You can experience the benefit of working on changing terrain yourself. If you only ever walk or run on flat road or trails and you try to go up or down hills, you will notice it takes a lot more work and you might notice burning or soreness in your leg muscles. You are your horse’s personal trainer so you need to make sure that every muscle is getting worked. Hills give a full body workout, improve the cardiovascular system, and improve balance and coordination.

3. Good for the mind

Again, I’m going to compare to human fitness, but if you only ran inside on a treadmill or cycled on a stationary bike, you most likely experience bouts of boredom from looking at the same four walls surrounding you. Taking your workout outside gives your mind a mental workout too. Same goes for your horse. Having zero visual distractions can help with focus but at some point, your horse is going to have to learn how to focus when there are other things going on around him.
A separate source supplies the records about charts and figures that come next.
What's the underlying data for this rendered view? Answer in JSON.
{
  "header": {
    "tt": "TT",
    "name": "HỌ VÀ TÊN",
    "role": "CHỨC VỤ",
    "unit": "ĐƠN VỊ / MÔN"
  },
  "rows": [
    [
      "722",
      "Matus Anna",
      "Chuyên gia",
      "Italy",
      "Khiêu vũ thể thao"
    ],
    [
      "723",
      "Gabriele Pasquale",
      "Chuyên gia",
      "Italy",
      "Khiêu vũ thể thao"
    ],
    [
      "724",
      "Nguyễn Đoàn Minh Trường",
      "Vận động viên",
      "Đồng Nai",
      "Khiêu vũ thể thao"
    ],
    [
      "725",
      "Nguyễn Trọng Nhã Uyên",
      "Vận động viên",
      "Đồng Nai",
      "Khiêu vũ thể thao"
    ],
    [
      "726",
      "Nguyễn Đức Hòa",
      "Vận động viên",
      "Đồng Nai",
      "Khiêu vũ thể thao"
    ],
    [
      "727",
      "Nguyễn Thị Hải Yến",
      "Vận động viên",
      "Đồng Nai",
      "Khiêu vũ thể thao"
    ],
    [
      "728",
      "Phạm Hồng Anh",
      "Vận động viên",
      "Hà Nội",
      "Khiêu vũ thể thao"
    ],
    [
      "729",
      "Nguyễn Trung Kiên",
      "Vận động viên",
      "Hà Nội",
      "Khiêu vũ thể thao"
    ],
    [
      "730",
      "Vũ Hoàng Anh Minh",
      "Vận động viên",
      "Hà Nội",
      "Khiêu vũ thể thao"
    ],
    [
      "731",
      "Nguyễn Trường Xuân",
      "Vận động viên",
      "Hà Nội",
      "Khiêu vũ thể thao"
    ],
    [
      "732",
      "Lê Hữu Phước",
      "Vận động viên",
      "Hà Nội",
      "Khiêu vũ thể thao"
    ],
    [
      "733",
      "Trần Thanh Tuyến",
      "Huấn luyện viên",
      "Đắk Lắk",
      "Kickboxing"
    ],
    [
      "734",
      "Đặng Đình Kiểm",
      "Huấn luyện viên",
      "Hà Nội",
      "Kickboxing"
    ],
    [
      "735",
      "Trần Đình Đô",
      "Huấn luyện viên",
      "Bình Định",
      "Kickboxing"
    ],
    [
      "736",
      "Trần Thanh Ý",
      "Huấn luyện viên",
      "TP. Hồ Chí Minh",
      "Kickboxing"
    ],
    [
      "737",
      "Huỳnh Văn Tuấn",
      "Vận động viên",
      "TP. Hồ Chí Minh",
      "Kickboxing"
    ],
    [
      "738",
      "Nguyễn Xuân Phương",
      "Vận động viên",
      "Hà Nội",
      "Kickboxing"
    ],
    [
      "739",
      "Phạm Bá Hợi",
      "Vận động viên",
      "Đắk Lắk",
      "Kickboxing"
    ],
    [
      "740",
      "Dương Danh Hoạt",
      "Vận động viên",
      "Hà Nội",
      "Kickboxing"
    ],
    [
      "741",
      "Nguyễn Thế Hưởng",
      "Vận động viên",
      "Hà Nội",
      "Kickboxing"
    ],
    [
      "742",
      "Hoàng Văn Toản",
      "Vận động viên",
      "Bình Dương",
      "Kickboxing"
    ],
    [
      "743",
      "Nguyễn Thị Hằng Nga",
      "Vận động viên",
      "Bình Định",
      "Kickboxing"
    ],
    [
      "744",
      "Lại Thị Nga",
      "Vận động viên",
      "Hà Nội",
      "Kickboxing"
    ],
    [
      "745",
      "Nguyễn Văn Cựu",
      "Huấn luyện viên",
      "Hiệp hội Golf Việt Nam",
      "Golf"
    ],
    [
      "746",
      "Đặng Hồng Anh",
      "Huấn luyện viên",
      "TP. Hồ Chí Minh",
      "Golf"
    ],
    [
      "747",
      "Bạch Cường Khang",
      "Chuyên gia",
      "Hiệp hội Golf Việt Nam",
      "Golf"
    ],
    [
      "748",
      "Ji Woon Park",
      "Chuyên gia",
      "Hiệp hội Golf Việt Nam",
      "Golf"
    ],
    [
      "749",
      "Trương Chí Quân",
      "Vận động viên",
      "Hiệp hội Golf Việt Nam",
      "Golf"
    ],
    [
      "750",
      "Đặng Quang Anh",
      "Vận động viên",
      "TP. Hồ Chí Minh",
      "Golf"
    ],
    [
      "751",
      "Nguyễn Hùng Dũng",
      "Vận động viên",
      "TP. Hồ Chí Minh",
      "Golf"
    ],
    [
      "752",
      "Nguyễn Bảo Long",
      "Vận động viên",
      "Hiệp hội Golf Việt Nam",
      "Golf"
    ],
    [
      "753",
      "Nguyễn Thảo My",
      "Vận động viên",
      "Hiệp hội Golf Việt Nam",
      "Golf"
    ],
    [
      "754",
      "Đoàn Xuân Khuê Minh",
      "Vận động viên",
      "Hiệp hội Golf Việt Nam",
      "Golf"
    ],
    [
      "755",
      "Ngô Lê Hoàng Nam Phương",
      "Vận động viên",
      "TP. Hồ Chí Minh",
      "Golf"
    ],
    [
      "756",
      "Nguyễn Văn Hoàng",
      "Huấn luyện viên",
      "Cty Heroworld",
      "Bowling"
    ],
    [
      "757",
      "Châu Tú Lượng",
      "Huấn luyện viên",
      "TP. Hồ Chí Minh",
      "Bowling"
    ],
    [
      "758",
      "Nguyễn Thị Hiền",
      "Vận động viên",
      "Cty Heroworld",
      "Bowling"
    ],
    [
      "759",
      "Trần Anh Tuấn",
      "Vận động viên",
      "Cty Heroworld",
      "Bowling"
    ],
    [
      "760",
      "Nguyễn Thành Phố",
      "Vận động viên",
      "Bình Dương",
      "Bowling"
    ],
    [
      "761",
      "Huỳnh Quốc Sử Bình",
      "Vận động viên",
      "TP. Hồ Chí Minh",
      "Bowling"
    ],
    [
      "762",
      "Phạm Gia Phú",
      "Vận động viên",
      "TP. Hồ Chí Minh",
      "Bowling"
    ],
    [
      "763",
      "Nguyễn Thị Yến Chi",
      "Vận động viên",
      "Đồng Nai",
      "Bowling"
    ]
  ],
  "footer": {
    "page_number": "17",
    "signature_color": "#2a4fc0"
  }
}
This is great practice for when you want to go to shows or even just trailering off property to new surroundings. Just because you’re outside doesn’t mean you only have to go in straight lines. Take the exercises you’ve been practising in the arena and try them on the trail. Transitions, lateral work, extending and collecting can all be done while out hacking. You may even notice your horse perform better on the trail than in the arena because of more impulsion!